While it can take some time to shop around for the best rates, it’s a vital part of the mortgage process and helps you clearly understand your options. Comparing major mortgage lenders is a good place to start.

You can also use offers you’ve gotten from other lenders to leverage offers from new lenders. Tell them what you’ve already been quoted and ask for a lower rate. It won’t hurt to try, and in doing so, you may just strike below 3% gold.

Look into government-backed loans.

Government-backed loan options, such as VA or USDA loans, often have interest rates under 3%. You’ll have to qualify based on income, military service or geographic location in most cases.

USDA loans are geared toward low-income homebuyers in rural areas, and these types of loans come with interest rates as low as 1% in some cases.

VA loans provide low rates to veterans and active-duty military, and the interest rate will depend on the lender — though in most cases, the rates on these types of loans are much lower than you’ll get with conventional loans.

FHA loans, which are secured by the Federal Housing Authority, also tend to offer lower rates than most conventional loans, though they may be a bit higher than USDA or VA loans.

Pay for points.

Mortgage points, or discount points, are essentially upfront interest fees that you can pay during closing to reduce your interest rate.
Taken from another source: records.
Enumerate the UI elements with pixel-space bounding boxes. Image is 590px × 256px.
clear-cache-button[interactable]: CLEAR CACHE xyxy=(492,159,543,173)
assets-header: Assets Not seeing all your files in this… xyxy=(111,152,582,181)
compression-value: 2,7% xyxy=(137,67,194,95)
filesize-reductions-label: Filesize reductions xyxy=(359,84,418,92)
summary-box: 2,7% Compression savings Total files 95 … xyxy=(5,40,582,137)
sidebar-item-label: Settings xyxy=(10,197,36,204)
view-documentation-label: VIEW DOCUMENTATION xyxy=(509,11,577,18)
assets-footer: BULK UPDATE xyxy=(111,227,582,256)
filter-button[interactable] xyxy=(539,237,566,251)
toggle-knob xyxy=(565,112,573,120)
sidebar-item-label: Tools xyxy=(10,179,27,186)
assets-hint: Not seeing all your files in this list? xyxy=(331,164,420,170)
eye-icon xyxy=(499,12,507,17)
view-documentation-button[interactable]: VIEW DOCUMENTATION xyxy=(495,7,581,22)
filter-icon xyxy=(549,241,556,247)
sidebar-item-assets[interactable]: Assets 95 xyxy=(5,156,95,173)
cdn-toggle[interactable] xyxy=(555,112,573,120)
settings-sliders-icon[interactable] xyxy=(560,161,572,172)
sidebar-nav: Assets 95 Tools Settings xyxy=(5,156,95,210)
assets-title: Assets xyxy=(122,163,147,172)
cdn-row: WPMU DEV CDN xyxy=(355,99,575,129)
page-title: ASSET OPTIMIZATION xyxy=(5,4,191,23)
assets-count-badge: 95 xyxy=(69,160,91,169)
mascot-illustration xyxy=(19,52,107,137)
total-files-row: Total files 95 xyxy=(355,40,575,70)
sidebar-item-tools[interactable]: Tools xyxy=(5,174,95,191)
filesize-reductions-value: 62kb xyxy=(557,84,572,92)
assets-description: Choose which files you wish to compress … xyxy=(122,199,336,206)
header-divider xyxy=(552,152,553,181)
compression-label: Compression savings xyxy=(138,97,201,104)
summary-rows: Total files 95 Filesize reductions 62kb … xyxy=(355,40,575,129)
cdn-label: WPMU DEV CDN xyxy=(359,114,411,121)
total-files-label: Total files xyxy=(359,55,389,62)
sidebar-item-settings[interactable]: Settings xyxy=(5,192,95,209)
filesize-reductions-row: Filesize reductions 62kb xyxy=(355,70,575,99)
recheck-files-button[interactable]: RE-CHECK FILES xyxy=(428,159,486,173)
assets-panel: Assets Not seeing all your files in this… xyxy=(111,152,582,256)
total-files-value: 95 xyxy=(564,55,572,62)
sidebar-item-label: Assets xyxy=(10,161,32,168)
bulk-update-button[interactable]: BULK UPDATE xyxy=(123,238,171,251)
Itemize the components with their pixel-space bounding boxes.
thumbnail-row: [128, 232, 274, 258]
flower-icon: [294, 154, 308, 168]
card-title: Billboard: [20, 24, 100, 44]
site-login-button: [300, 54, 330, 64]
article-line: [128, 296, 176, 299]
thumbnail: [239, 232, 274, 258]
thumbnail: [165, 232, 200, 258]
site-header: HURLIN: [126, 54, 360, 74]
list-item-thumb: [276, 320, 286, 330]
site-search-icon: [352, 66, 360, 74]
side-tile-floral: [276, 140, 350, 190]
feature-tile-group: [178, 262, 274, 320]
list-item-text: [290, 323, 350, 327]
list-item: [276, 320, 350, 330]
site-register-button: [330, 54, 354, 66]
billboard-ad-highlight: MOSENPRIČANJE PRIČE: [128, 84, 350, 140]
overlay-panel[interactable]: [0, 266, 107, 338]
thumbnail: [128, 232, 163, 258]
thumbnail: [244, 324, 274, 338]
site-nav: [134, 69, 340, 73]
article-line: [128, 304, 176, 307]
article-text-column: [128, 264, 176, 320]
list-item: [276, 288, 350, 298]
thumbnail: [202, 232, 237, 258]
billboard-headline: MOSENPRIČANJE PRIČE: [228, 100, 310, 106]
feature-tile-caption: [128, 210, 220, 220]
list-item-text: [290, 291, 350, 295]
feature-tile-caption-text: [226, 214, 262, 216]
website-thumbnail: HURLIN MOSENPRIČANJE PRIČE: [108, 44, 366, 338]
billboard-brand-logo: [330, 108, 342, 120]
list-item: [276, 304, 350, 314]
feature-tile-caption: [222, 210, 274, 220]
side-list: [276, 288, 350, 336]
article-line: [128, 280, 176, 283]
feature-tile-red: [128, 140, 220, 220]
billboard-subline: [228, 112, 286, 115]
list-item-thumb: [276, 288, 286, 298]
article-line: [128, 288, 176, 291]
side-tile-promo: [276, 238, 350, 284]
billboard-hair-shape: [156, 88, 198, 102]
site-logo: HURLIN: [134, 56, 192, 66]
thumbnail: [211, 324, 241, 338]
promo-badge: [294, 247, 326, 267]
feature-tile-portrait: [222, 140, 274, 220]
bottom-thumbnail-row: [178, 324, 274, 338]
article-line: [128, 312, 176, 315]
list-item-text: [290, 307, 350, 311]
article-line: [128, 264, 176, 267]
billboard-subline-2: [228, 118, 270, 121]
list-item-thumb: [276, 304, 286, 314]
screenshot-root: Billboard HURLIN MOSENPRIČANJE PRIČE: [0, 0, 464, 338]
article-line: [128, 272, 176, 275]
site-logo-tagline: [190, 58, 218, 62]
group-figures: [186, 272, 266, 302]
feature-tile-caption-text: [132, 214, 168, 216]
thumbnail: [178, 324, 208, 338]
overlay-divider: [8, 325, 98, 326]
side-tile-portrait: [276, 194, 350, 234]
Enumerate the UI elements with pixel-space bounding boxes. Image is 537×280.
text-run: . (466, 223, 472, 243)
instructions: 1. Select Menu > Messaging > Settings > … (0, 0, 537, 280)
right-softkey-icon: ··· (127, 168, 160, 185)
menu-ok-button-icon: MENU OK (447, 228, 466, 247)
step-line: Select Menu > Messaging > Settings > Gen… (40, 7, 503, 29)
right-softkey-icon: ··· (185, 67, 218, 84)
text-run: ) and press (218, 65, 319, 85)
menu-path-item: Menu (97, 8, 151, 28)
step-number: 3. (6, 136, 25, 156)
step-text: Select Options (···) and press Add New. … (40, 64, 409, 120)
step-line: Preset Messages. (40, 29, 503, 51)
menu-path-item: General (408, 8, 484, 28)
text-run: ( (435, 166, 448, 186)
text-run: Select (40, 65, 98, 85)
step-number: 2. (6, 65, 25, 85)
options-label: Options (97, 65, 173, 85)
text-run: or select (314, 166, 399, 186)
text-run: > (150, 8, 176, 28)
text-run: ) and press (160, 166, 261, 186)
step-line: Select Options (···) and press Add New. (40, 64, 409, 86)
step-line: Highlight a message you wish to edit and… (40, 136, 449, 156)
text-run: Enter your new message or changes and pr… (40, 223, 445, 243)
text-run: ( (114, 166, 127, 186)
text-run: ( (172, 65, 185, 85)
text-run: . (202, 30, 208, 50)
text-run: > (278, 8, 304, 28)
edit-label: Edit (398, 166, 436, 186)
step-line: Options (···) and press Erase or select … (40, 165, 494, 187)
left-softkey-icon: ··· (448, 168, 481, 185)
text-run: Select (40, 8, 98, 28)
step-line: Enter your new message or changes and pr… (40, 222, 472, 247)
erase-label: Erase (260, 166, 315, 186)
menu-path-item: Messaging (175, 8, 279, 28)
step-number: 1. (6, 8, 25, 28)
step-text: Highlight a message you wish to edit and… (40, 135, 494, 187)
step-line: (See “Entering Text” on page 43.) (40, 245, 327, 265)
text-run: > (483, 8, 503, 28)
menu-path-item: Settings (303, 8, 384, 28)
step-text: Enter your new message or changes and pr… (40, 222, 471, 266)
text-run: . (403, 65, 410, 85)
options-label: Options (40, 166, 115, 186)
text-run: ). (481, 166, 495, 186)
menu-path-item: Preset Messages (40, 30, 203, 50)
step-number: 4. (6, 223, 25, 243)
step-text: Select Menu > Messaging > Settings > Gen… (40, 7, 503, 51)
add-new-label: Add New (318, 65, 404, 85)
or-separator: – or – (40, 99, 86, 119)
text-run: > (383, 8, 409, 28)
Typically, mortgage points amount to 0.25% of the interest rate.

For example, if you were able to find a 3.00% rate, buying a discount point would lower your rate to 2.75%.

It doesn’t always make sense to buy mortgage points to lower your interest rate. In some cases, the amount you pay will amount to more than what you save. However, if you struggle to find mortgage rates below 3%, discount points may help you get there. You’ll have to have the cash upfront to buy the points, though.

Tip: As of July 2020, mortgage rates had already hit record lows seven times over. Keep an eye on the ever fluctuating interest rate trends as you compare lenders.

Raise your credit score and lower your debt-to-income.

The process of raising your credit score is easier said than done, but if you can manage to raise your score before shopping around for mortgage loans, it can drastically impact your mortgage application process. The higher your score, the easier it will be to take advantage of the lowest mortgage rates.

The first step to improving your credit score is to check your score to know exactly where you stand. Borrowers with a credit score of 740 or higher will qualify for the best conventional mortgages rates, though you can still qualify for some of the better rates by simply improving your score — even if you can’t get it quite that high.

Your debt-to-income ratio (DTI) is also taken into account when you apply for a mortgage. You can calculate your DTI by dividing your monthly debts by your gross monthly income. You’ll have an easier time qualifying for the best rates if your DTI is below 36%.

Refinance for a shorter term.

If you already have a mortgage, now may be the time to refinance at a lower rate. If you have a 30-year mortgage loan that you can swap for a 15-year term, you may have an easier time finding a rate below 3%.

However, with a shorter term comes a higher monthly payment because you will be paying your loan off faster than you would have under the old terms. So, before you swap terms on your loan, you should be certain that you can handle higher payments — especially in the face of the current economic uncertainty.

Refinancing may also not be worth it if you don’t have much equity in your home. It’s best to calculate how much a refinance would cost you before you start contacting lenders.

The final word

Mortgage rates are currently down, which makes it more feasible than normal to find an interest rate below 3%, but there are always ways to find low rates — no matter what’s happening in the market. Start by looking into mortgage lenders and comparing rates, and consider buying points to make sure you get the best rate possible. Make sure to also check on your credit score and debt-to-income ratio so you know what mortgage rates to expect.

As rates drop, mortgage applications increase — which cause rates to increase as well — so it’s best to keep your financial situation in mind as you research. Keep an eye on average rate trends so you can snag the lowest mortgage rate possible.